12 Eylül döneminde gençlerin geleceğe dair akıllarından geçen güzel doğrular üzerine inşa edilmiş bir hayatın olduğunu ancak bu dönemin gençlerinin hayal kurmasına bile müsaade edilmediğini belirten Dervişoğlu; “O zaman farklı dünya görüşlerinden kaynaklı birtakım çatışmalar vardı. Şimdi kutuplaşmaya dair birtakım çatışmalar var ve o kutuplaşmalar ideolojik görüşlerden kaynaklı değil bugün.  Yani bir yere intisap etmiş olmaktan ya da bir lidere bağlanmış olmaktan kaynaklı bir şey. Ve o size hakaret edenlerin fikri müktesebatlarına baktığınızda cevap vermeye değmez şahsiyetler olduğunu görüyorsunuz. Ama benim kuşağımda herkes cevap verilmeye müstahak ve namzet insanlardı, önemli insanlardı. Yani ülke keşke bu kadar evladını kaybetmeseydi, bu kadar evladını tutuklamasaydı, bu kadar evladını işkenceye tabi tutmasaydı bu kadar evladını idam etmeseydi keşke. Yani yarın yarınlarımıza doğru miras taşımayı becerebilsek. Ama dönemin şartlarından kaynaklı olağanüstülük hali olağanüstü hali oluşturanların her şeyi yapma hakkını kendilerine verdi diye düşünerek bu olumsuzluklara imza attılar ve bugünkü şartlarında ben özünü onların yanlışları oluşturdu diye düşünüyorum.” dedi.

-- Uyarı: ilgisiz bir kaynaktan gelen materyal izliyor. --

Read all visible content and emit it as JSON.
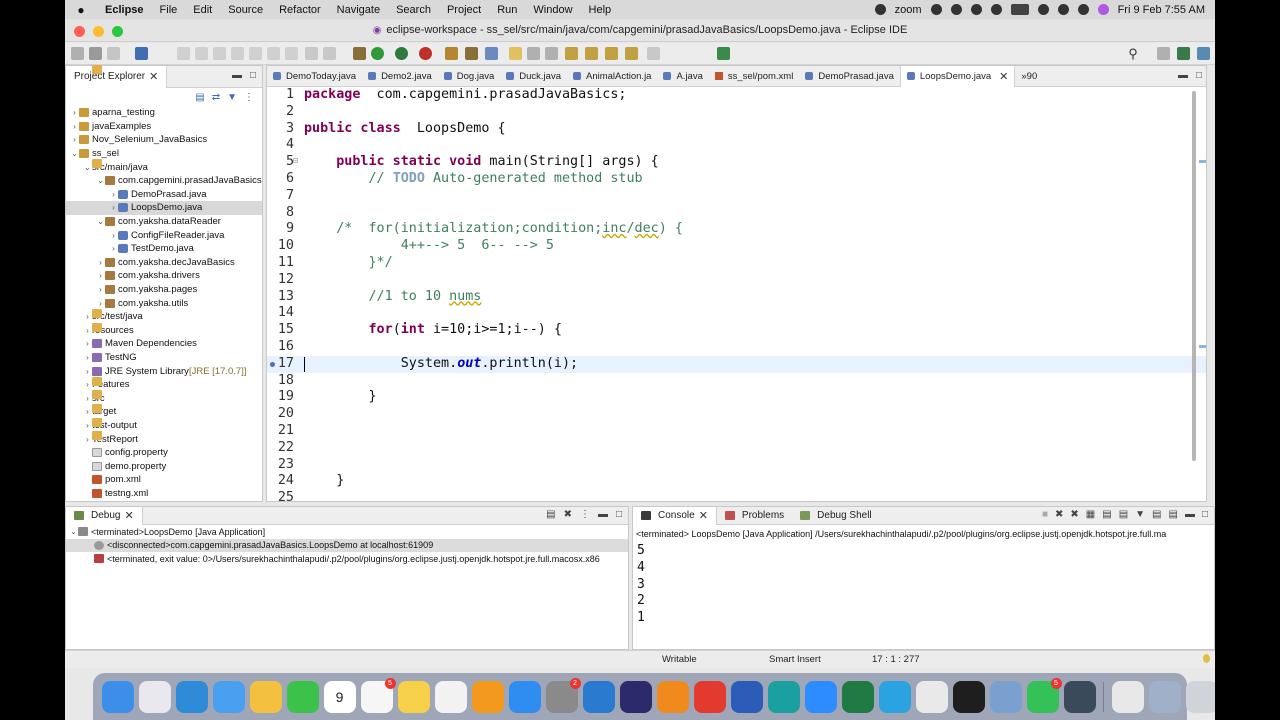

“YAŞAYAMADIĞIM ANILARIN YARASI HÂLÂ YÜREĞİMDEDİR”

Kendisine yönelik görünüşünden kaynaklı fazla sert durduğu yorumlarına karşı aksine fazla duygusal olduğunu dile getiren Dervişoğlu, “Gösterirsem belki buraya kadar gelemezdim. O da benim için bi nakısa değil demek ki. O da bir fren mekanizması. Ben gittiğim her yerde babacan tavırlı biri olarak anılırım. Ama uzaktan bakanların ilk intibası sizinkine benzer.  Tabii fiziki özelliklerim yönüyle de biraz heybetli görünüyor olabilirim. Ama bu benim yüreğimi ne büyüttü ne küçülttü. Doğduğum gibi duruyor. Yani çocukluğunu da arzulayan biriyim ben. Gençliğinin yaşanmamış dönemlerini de özleyen birisiyim. Küs kaldığım insanlarla geçmişten günümüze yaşayamadığım anıların yarası hâlâ yüreğimdedir ”  dedi.

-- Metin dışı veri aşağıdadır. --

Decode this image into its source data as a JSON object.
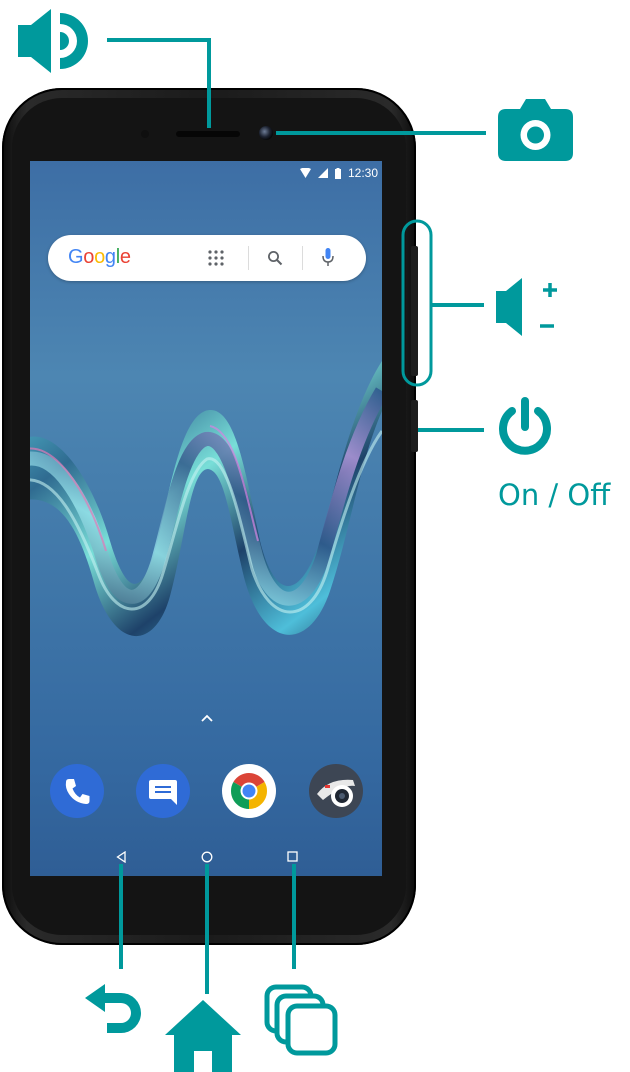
{
  "phone": {
    "status_time": "12:30",
    "search_logo": "Google",
    "search_icons": [
      "apps-grid-icon",
      "search-icon",
      "microphone-icon"
    ],
    "dock_apps": [
      "phone-app-icon",
      "messages-app-icon",
      "chrome-app-icon",
      "camera-app-icon"
    ],
    "nav_buttons": [
      "back-button",
      "home-button",
      "recents-button"
    ]
  },
  "callouts": {
    "speaker": "speaker-icon",
    "front_camera": "camera-icon",
    "volume": "volume-icon",
    "power": "power-icon",
    "power_label": "On / Off",
    "back": "back-arrow-icon",
    "home": "home-icon",
    "recents": "recents-icon"
  },
  "colors": {
    "accent": "#00999c",
    "phone_body": "#1b1b1b",
    "screen_top": "#3d6ea5",
    "screen_bottom": "#2f5e95"
  }
}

“BİZİM NESLE GÜLMEK YAKIŞIYOR”

Kendisinin espritüel bir tavrı olduğunun dile getirilmesine, kendi yaş kuşağında herkesin mizaha yönelik bir tavrı olduğunu belirterek cevap veren Dervişoğlu,

“Bizim nesle gülmek yakışıyor. Ben hep öyle diyorum. Gülünce öyle güzel fotoğraflar veriyor ki bizim arkadaşlarımız. O insanların somurtmasına vesile olabilecek şeyleri önüne koyanlar adına üzülüyorum. Bunu çok samimi söylüyorum. Yani bambaşka bir şey olabilirdik biz o dönemleri yaşamasaydık. Yani ben hiçbir kariyer hesabı yapmaksızın, siyaseti çok seven biri olarak siyasetin en üst makamına çıktım. Yani mecliste grubu olan bir siyasi partinin genel başkanıyım. Herhangi bir kariyer hesabı yapmaksızın Cenab-ı Allah bana nasip etti. Ama benim çok arkadaşım var olması gereken yere yükselemedi. Ve o kuşak hakikaten çok okumuş, çok aydın zamanını doğru alanlarda geçiren çok kıymetli bir nesildi. Yani şimdi yeni nesile sorsam, eleştirmek bakımından söylemiyorum. Yani bu teknoloji bizim zamanımızda yoktu. Gençlerin bir kısmı bizden çok ilerde ona da hiçbir şey demiyorum. Yani biz yaş aldık, bizim tecrübelerimizin genç düşünmeye ve olgun bir deneyimin oluşmasını katkı sağlaması lazım. Onlar adına üzülüyorum yani ben. İçimizde mucitler çıkabilirdi kaşifler çıkabilirdi. Kendi alanlarında çalışmalarıyla temayüz etmiş bilim adamları çıkabilirdi. Çok önemli şahsiyetler çıkabilirdi o nesli bir yönüyle kaybettik. Bir diğer yönüyle de güvenilmez kıldık. Yani depolitizasyonun da sebebi o yani annenizin ve babanızın bir yere giderken sizi siyasetten alıkoymaya çalışmalarının sebebi de o yani “aman siyasetle uğraşan insandan uzak dur”. Yani bu müstesna şahsiyetlerin kaçılacak insanlar gibi tanımlanması da ülkeye çok şey kaybettirdi. Dolayısıyla şimdi siyasette de keşke olsalardı da onların olgunluğu döneme yansısaydı” dedi.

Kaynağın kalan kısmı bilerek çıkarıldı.